The Man Behind Outside Magazine

At his home outside Santa Fe, N.M, Larry Burke is living the good life.

"The sun sets right over there," he told Sunday Morning correspondent Serena Altschul. "We're actually looking at the Jemez Mountains."

To begin with, his home is a stunning, 220-acre, mountain-top ranch. It's all the room he needs to indulge his passion for the outdoors. He says he tries to ride his horses about three to four times a week.

What makes Burke truly lucky, though, is that it was his love for the outdoors which brought him all this in the first place. Thirty years ago, Burke founded Outside magazine.
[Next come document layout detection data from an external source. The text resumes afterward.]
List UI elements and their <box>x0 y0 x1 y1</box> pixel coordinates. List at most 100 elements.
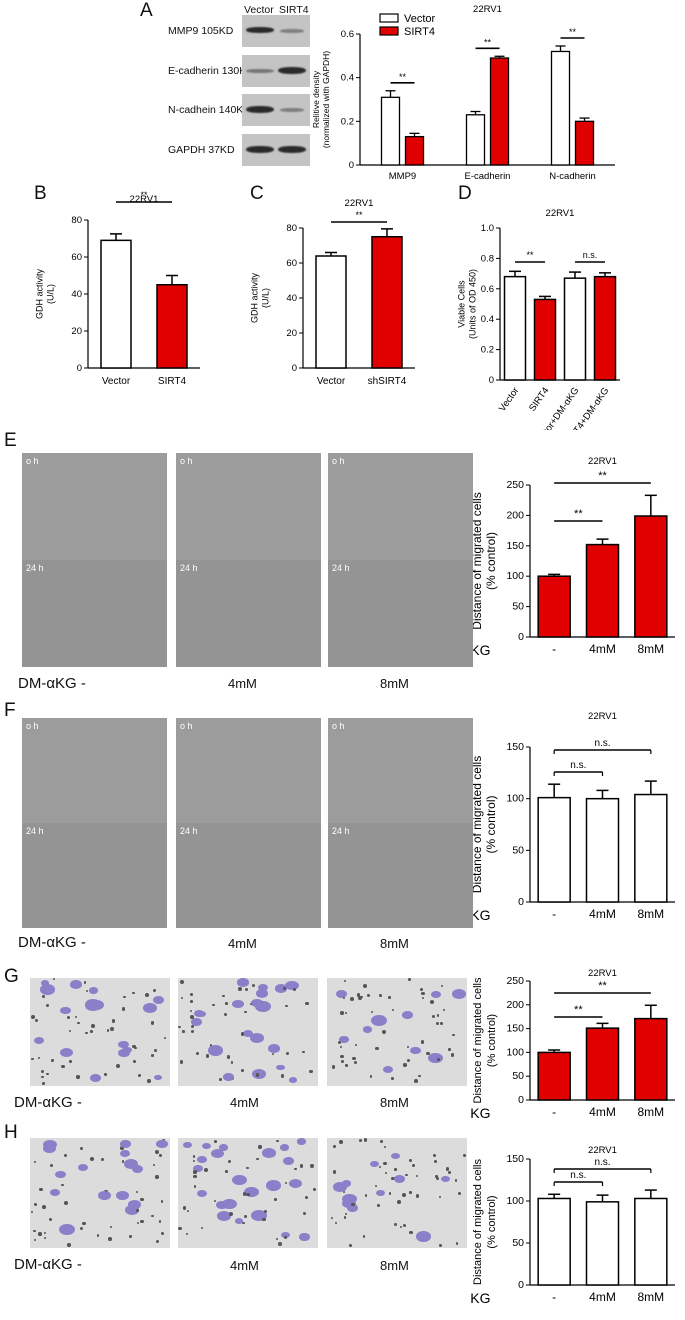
cell-stain <box>236 978 249 987</box>
cell-stain <box>246 1167 249 1170</box>
cell-stain <box>419 988 423 992</box>
transwell-image-g-control <box>30 978 170 1086</box>
cell-stain <box>66 1015 70 1019</box>
treatment-label-f: DM-αKG - <box>18 934 86 951</box>
y-axis-label: Distance of migrated cells(% control) <box>472 1159 498 1285</box>
cell-stain <box>40 980 50 986</box>
cell-stain <box>401 1193 406 1197</box>
cell-stain <box>77 1022 80 1025</box>
cell-stain <box>363 1138 368 1142</box>
cell-stain <box>304 1196 308 1200</box>
significance-label: ** <box>399 72 407 82</box>
cell-stain <box>226 1055 231 1059</box>
cell-stain <box>409 1191 412 1194</box>
dose-label-h-8mm: 8mM <box>380 1258 409 1273</box>
bar-vector <box>380 96 401 166</box>
cell-stain <box>442 1008 445 1012</box>
cell-stain <box>212 1003 215 1007</box>
cell-stain <box>340 1059 344 1063</box>
dose-label-e-8mm: 8mM <box>380 676 409 691</box>
cell-stain <box>415 1174 419 1178</box>
cell-stain <box>178 1025 181 1029</box>
cell-stain <box>286 1052 290 1056</box>
y-tick-label: 60 <box>71 252 82 263</box>
y-tick-label: 80 <box>286 223 297 234</box>
cell-stain <box>342 1180 352 1187</box>
y-tick-label: 0.6 <box>341 29 354 40</box>
chart-title: 22RV1 <box>345 198 374 209</box>
cell-stain <box>406 1058 411 1063</box>
y-tick-label: 80 <box>71 215 82 226</box>
cell-stain <box>158 1220 161 1223</box>
cell-stain <box>399 1225 402 1228</box>
blot-mmp9 <box>242 15 310 47</box>
cell-stain <box>59 1048 73 1058</box>
cell-stain <box>96 1234 99 1237</box>
cell-stain <box>144 993 149 997</box>
y-tick-label: 0 <box>77 363 82 374</box>
cell-stain <box>275 984 287 993</box>
cell-stain <box>123 995 126 999</box>
cell-stain <box>190 1014 195 1019</box>
bar <box>585 1201 620 1286</box>
cell-stain <box>51 1059 54 1063</box>
cell-stain <box>440 1175 451 1183</box>
y-tick-label: 150 <box>506 741 524 753</box>
cell-stain <box>88 986 99 994</box>
cell-stain <box>342 1190 346 1194</box>
cell-stain <box>218 1144 229 1151</box>
y-axis-label: Distance of migrated cells(% control) <box>470 492 498 629</box>
scratch-image-f-8mm: o h 24 h <box>328 718 473 928</box>
cell-stain <box>190 1010 193 1013</box>
cell-stain <box>116 1191 129 1200</box>
cell-stain <box>59 1223 75 1235</box>
cell-stain <box>136 1221 139 1224</box>
cell-stain <box>341 1193 357 1205</box>
cell-stain <box>345 1212 348 1215</box>
bar <box>585 1027 620 1101</box>
cell-stain <box>121 1007 126 1011</box>
panel-label-d: D <box>458 183 472 204</box>
legend-label: Vector <box>404 13 436 25</box>
cell-stain <box>366 994 371 998</box>
cell-stain <box>228 1211 233 1216</box>
cell-stain <box>455 1242 459 1245</box>
cell-stain <box>122 1046 132 1054</box>
cell-stain <box>219 1077 222 1081</box>
chart-g-migration: 22RV1 0 50 100 150 200 250 Distance of migrated… <box>470 968 675 1121</box>
cell-stain <box>82 1221 86 1226</box>
y-tick-label: 150 <box>506 1023 524 1035</box>
cell-stain <box>119 1145 124 1150</box>
cell-stain <box>244 1010 247 1013</box>
cell-stain <box>134 1046 137 1050</box>
cell-stain <box>152 996 165 1005</box>
cell-stain <box>302 1212 307 1216</box>
cell-stain <box>331 1064 336 1069</box>
cell-stain <box>136 1209 139 1212</box>
cell-stain <box>132 1164 144 1173</box>
y-tick-label: 50 <box>512 1070 524 1082</box>
blot-ncadherin <box>242 94 310 126</box>
cell-stain <box>191 1018 202 1026</box>
cell-stain <box>80 1226 84 1230</box>
x-axis-label: DM- α KG <box>470 642 491 658</box>
panel-label-c: C <box>250 183 264 204</box>
cell-stain <box>280 1074 285 1079</box>
cell-stain <box>242 1221 245 1224</box>
cell-stain <box>363 984 367 988</box>
bar <box>537 796 571 903</box>
cell-stain <box>309 1069 313 1073</box>
x-tick-label: Vector <box>497 385 521 413</box>
y-tick-label: 60 <box>286 258 297 269</box>
cell-stain <box>40 1070 44 1074</box>
cell-stain <box>244 1186 259 1198</box>
cell-stain <box>43 1231 47 1235</box>
y-tick-label: 150 <box>506 1153 524 1165</box>
chart-title: 22RV1 <box>130 194 159 205</box>
y-tick-label: 0.8 <box>481 253 494 264</box>
cell-stain <box>436 1058 440 1062</box>
bar <box>533 298 557 381</box>
cell-stain <box>213 1140 217 1143</box>
lane-label-vector: Vector <box>244 4 274 16</box>
y-tick-label: 0.4 <box>341 73 354 84</box>
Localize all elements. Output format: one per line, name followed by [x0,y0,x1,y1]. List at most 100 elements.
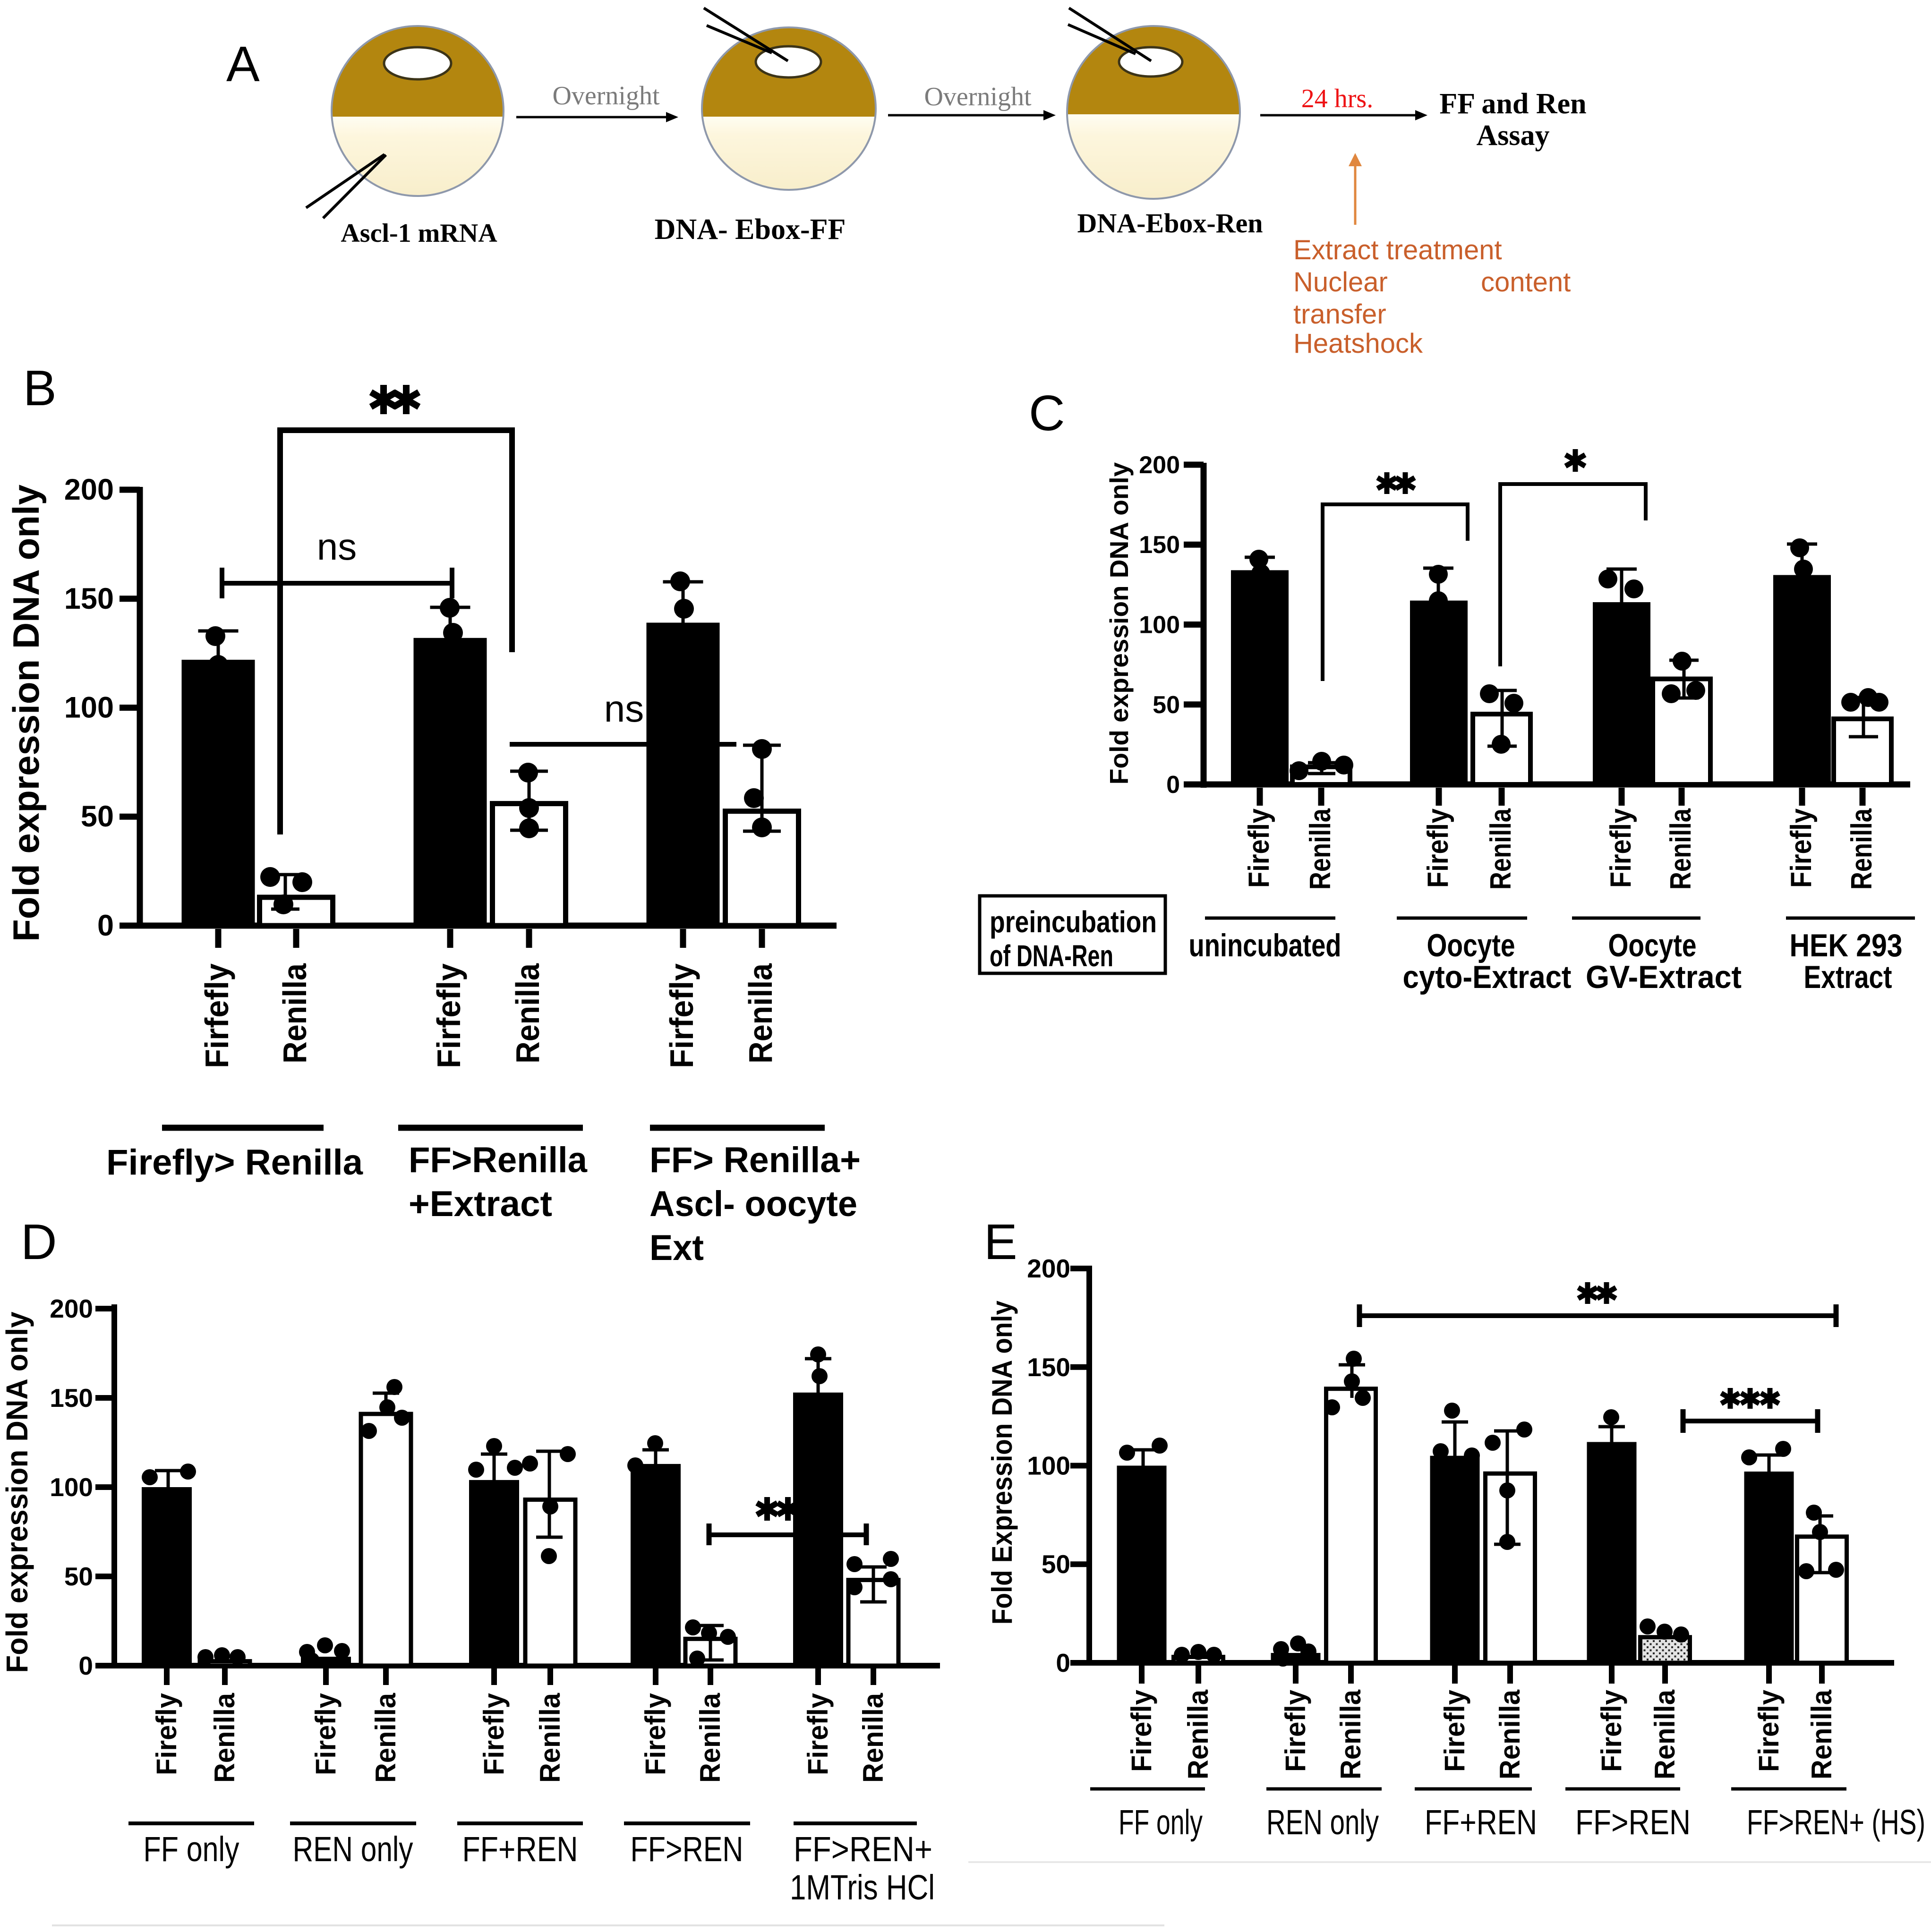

Now, with more than 2.25 million readers a month, it's America's leading active lifestyle magazine.

"I couldn't have a job that for me is any more satisfying than for what Outside has provided me, because it really is all about my life," he said. "I live it."

Outside's headquarters is also in Santa Fe, the perfect location from which to report on everything from mountain biking to rock climbing to kayaking and more.

"It's about inspiring you to live a more active, rigorous, adventurous life," Outside's Editor Chris Keyes said. "At a time when so many people are living more and more sedentary lives, we want this magazine every month to come to people's doorsteps and just inspire people to get outside."

And the staff practices what they preach. Keyes and his co-workers often begin their day with a run in the hills near the office. Another group goes for a lunch-hour ride. Early last Saturday morning, Outside editor Justin Nyberg raced 12 miles up the Aspen Vista trail.

"The thing I like best about Outside is that you're combining your play with your work," he said. "And so, it's that old saying, if you combine your passion with your work you never have to work another day in your life and that's kind of what we're about, so we have fun."

Other contributors climb Mt. Everest or hike and bike and paddle their way around the world, reporting on health and fitness and related topics.

"We had heard these rumors that Viagra was being used for altitude sickness," Keyes said. "So, we sent him with a bunch of Viagra as our lab rat to try it on the mountain."

"Him" was contributor Nick Hyle.

"Certainly taking Viagra on Everest was one of my more bizarre experiences," Hyle said. "And I should state here for the record it was to enhance my climbing performance, and I can also state here for the record that it does not enhance your climbing performance."

Back at his ranch Burke is working hard doing what he's done for the past 30 years, inspiring others to share his passion for anything outside.

"I have probably done everything we cover in Outside magazine except hang gliding," he said. "I've climbed, I've skied the back country, I kayak, I wind-surf, I sail, I ride horses competitively. It doesn't matter really whether you're taking a jog in Central Park or climbing Mt. Everest, but if you're not getting outside you're missing a big part of being alive."